Relevant mostly to OS X admins
In regret of Auto-VoIP
May 20, 2016Posted by on
Due to a remodeling project at work, it came to be that I needed to provide temporary Ethernet drops to a lot of areas that weren’t designed to have a human and a VoIP phone sitting there. To make this happen, we added 8 Netgear GSTP110TP switches to our network- PoE, managed, endorsed by a friend, and not expensive- as these are a temporary fix, not years of infrastructure to rely on. Configuration was not complicated: each of these had to handle just the main wired client vLAN and the VoIP vLAN, so the task list boiled down to
- Bring firmware current (who wants to troubleshoot something potentially fixed in last week’s update?)
- Add the OUI for our Polycom phones, since that was not a vendor it recognized out of the box
- Enable LLDP on ports 2-8 (1 was declared to be the uplink to the core stack)
- Add vLANS to the switch, using the Voice VLAN option to match our VoIP vLAN and apply to all ports.
Soon we had streams of Cat5e running in all sorts of ways that would make any self-respecting admin hang his head in shame.
During the setup, one other option caught my eye: “auto-VoIP”. Per the Netgear documentation:
The Auto-VoIP automatically makes sure that time-sensitive voice traffic is given priority over data traffic on ports that have this feature enabled. Auto-VoIP checks for packets carrying the following VoIP protocols:
• Session Initiation Protocol (SIP)
• Signalling Connection Control Part (SCCP)

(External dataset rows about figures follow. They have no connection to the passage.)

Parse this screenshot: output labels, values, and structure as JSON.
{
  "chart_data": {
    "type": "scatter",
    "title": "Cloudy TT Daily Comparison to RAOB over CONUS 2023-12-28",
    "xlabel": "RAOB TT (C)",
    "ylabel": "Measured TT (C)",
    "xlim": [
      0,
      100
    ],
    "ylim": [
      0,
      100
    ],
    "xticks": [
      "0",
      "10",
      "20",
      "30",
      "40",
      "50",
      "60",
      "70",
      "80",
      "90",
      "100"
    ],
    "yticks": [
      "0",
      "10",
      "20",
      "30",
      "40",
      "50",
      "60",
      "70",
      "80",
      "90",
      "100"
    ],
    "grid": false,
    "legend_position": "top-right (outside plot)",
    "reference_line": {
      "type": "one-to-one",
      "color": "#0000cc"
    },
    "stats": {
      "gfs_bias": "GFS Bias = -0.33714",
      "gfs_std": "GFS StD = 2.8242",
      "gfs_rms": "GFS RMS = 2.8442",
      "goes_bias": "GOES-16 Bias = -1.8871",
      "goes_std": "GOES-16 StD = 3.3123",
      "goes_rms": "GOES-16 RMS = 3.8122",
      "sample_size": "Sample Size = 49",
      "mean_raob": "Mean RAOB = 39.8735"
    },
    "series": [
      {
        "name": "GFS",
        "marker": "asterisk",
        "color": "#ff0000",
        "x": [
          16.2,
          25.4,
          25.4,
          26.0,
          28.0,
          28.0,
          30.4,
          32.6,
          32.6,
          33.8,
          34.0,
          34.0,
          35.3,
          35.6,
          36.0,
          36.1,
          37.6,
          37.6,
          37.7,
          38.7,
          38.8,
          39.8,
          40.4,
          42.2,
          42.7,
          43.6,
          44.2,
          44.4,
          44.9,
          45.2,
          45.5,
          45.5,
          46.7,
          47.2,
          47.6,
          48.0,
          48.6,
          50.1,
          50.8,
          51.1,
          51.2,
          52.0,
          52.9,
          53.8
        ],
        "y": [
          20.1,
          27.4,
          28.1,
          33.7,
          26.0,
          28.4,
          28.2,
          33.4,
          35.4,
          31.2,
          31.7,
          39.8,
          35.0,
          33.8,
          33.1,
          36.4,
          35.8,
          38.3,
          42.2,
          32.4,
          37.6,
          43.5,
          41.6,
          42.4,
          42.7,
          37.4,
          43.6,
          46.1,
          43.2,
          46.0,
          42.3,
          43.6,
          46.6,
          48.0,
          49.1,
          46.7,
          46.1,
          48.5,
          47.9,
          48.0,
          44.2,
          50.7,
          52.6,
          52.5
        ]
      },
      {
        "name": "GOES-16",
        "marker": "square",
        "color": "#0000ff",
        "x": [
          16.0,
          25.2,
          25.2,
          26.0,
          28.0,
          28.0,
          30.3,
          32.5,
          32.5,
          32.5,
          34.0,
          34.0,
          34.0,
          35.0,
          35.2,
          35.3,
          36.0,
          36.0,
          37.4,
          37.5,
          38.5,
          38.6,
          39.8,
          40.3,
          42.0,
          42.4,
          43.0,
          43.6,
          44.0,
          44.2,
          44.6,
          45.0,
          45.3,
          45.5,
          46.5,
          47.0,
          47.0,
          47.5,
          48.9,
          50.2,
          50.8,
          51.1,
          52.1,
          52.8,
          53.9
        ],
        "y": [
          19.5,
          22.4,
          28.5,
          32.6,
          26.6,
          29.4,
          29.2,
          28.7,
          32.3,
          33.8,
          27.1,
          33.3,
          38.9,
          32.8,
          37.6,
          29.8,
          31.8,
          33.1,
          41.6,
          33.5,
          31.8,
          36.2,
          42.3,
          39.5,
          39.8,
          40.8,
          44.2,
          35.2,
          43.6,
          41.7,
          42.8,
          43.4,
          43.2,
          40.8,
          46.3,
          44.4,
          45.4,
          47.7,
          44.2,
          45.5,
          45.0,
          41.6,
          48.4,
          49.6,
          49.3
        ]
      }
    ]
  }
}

• Media Gateway Control Protocol (MGCP)
Reading this, it sounded like a fine idea to enable this option, and that was done. With the above configuration set, we started testing switches and plugging phones in, and all worked as expected. LLDP allowed the switches and phones to establish that there was a device with a qualifying OUI attached to a port, and therefore put its traffic in the voice vLAN, and despite being a cabling mess, all seemed well with the world.

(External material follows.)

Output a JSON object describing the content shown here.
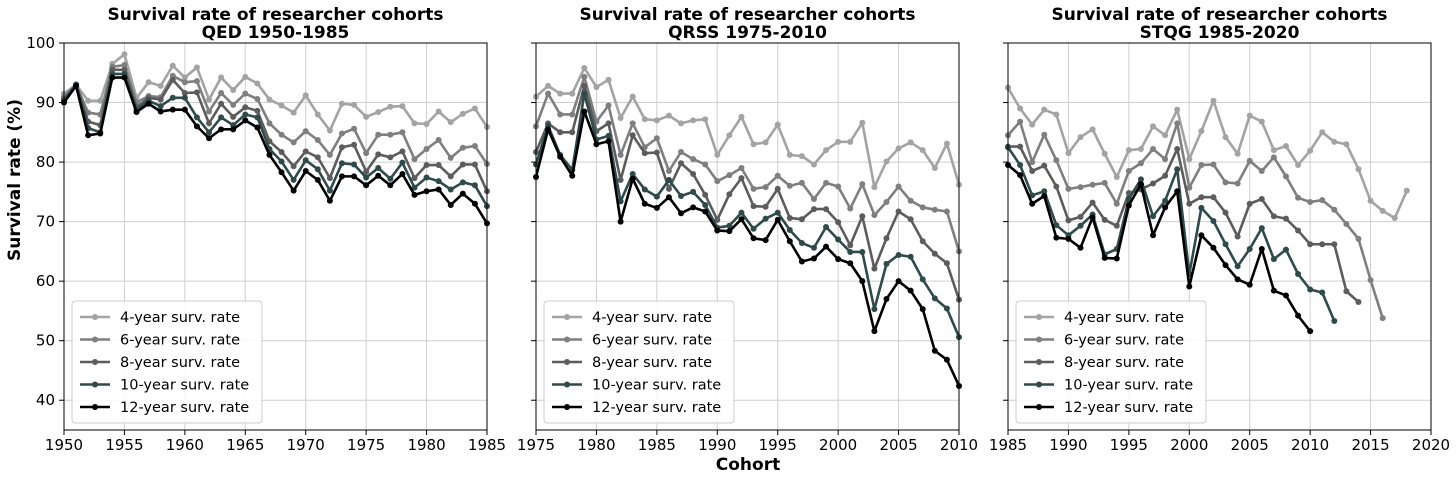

Then the tickets started trickling in- only from staff using phones attached to the Netgears:
- Lost audio in one direction while on a call (call stays connected, voice transit suddenly became ONE direction only)
- No dialtone
- url calling disabled shown on the Polycom screen
- More one-way audio issues
The events were unlike any other networking oddities I’ve tackled: sometimes they’d be magically fixed before my fellow IT staff or I could get down to witness them. We configured our PRTG monitoring to scan the VoIP subnet and start tracking if phones were pingable or not, and we ended up with 2 day graphs that showed that at approximately 24 hour-ish intervals, we’d loose connectivity with phones, in clusters, all members of the same Netgear. They didn’t all go offline at the same moment, but a wave of failure would wash over the group: it might loose G2 at 2P, G3 at 2:04, G5 at 2:07, then G3 would work again, G4 would drop pings, G2 would start working… no pattern that we could see, just a wave of “nope, no traffic going to/from that phone” ranging from 2 to 20+ minutes, that would eventually resolve without our input. Naturally, this never happened in the dark of night: there was the 2P cluster, the 3:45P cluster, and the 6P cluster.
With some guidance from our VoIP provider, we finally determined the culprit: Auto-VoIP. While this might help improve the experience in high-traffic conditions where the voice device isn’t in a prioritized vLAN of its own (such as a small deployment, where this 8 port switch is the only switch), it’s not a benefit when there’s a dedicated voice vLAN that has its own prioritization rules. Not only “not a benefit”, but enabling it caused one of the most unique network issues I’ve ever met. Since disabling auto-VoIP on all ports, this issue has not returned.